Wednesday, December 06, 2006

Tight Line time of year...

Sundays in the park with a fishing buddy... what could be better? I went fishing with Caleb Abramson this past weekend on a clear and crisp day.

Fishing in December has its joys. Water temperature is not among them. The water was a balmy 38 degrees near the Sinks, and consequently fishing was a grinding ordeal of high-stick nymphing.

I have a fair amount of experience with high-sticking, dating back to my Steelheading days. However, I am not in the same league as Caleb. Local guide Tim Doyle refers to Caleb as the "Jedi of the Wet Fly". Caleb grew up fishing in the park with many of the old timers, emulating their favored technique.

There were many subtle differences in Calebs style of high-sticking. Most notable was the lighter rig he was using. I am used to using a great deal of split shot, actually bouncing it across the shale bottom of my Ohio home streams.
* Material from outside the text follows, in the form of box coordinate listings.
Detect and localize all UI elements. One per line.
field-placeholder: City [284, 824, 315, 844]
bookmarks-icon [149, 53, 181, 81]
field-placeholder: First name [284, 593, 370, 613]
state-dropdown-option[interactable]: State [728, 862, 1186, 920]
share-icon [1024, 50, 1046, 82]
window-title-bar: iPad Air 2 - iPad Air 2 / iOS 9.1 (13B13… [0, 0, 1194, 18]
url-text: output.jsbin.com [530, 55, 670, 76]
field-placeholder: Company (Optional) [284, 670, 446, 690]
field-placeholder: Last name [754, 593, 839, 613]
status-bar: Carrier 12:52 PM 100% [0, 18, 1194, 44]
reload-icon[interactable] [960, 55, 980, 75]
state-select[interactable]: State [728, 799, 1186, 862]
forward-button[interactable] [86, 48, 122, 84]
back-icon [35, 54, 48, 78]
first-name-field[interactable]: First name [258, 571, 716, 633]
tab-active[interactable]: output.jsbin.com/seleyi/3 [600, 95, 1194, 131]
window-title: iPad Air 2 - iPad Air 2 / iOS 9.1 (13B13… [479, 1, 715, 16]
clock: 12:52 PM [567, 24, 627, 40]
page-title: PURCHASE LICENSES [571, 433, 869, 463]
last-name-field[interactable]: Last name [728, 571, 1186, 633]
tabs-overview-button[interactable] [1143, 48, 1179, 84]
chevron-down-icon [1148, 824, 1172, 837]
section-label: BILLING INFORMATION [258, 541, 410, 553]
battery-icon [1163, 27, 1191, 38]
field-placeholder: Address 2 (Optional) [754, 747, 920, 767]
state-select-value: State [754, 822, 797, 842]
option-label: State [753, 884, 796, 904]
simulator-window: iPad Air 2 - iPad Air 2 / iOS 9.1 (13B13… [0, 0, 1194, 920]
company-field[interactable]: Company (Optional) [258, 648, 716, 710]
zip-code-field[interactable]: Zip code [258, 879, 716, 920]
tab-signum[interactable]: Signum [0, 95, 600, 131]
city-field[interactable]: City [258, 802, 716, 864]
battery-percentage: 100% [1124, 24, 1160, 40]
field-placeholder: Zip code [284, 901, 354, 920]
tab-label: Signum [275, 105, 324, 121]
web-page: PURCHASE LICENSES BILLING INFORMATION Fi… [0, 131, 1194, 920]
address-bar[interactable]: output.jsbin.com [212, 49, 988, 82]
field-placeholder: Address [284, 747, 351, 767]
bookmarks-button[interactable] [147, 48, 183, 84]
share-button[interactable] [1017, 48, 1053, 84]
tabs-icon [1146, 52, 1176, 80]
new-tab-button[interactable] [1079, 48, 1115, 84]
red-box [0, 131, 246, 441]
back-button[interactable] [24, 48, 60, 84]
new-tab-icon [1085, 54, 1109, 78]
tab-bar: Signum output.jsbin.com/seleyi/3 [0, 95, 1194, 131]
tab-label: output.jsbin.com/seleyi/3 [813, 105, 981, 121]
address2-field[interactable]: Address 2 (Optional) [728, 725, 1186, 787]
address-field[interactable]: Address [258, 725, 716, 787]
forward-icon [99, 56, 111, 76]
Caleb uses little or no shot, relying instead on the weight of the nymph to get his rig to the bottom. He also favors a 3-4 cast and move on approach where I am used to repeatedly dredging the same slot until I am convinced it is a futile gesture.

I learned a few other things Sunday. I learned the Little River is one slippery stream. I learned that when you combine a cold stream with a slippery bottom, you can end up shipping a bit of water and are left with some very cold feet. But I also learned that with patience, high sticking can be a very effective way of taking fish in the park when there is no hatch activity to speak of.

In the end I caught 5 fish including an 11 inch rainbow, but I am not yet a Jedi. Caleb, at home on bith the river and with his chosen technique netted just under a dozen.

Wednesday, October 25, 2006

9/6/2006 Little River GSMNP

I managed to get away for a day fishing with Tim Doyle. Tim is a good friend and local guide. He runs Smoky Mountain Flywerks guide service. We started out the day throwing big terestrials to over hangs and under cuts. This is one of Tims specialties and I learned a lot of great tips. My first fish was a 13 inch brown trout. This was my largest fish to date in the GSMNP. We continued fishing and ended up in a very well known place that holds some large browns.

After Tim caught a couple I started fish some likely spots. I had absolutely no looks and started working my way up stream. I was looking upstream and a flash of white caught my eye. I froze to get a better look. What I saw astounded me as the largest brown I have ever seen appeared before my eyes. He was lodged in a large slot on the stream bottom. I yelled at Tim, is that a fish. Your "F"ing right thats a fish he replied. Tim immeadeately knew what was on the menu.

While I stayed frozen, he placed two flies on a stick and threw it out to me. Hands trembling I tied on the two flies. On top was a small girdle bug and on bottom was a size sixteen bead head pheasant tail nymph. After four drifts the brown looked as though he had eaten and I set the hook, but nothing was there. At this point I was completly frazzled, hands trembling and my heart was ready to jump out of my chest. I took a couple seconds to recoupe. Three drifts later he ate and the party was on. He came to the surface and shook his in fustration. After a couple of good runs I managed to beach him in a small back eddy. This was my second fish and now largest fish to date in GSMNP.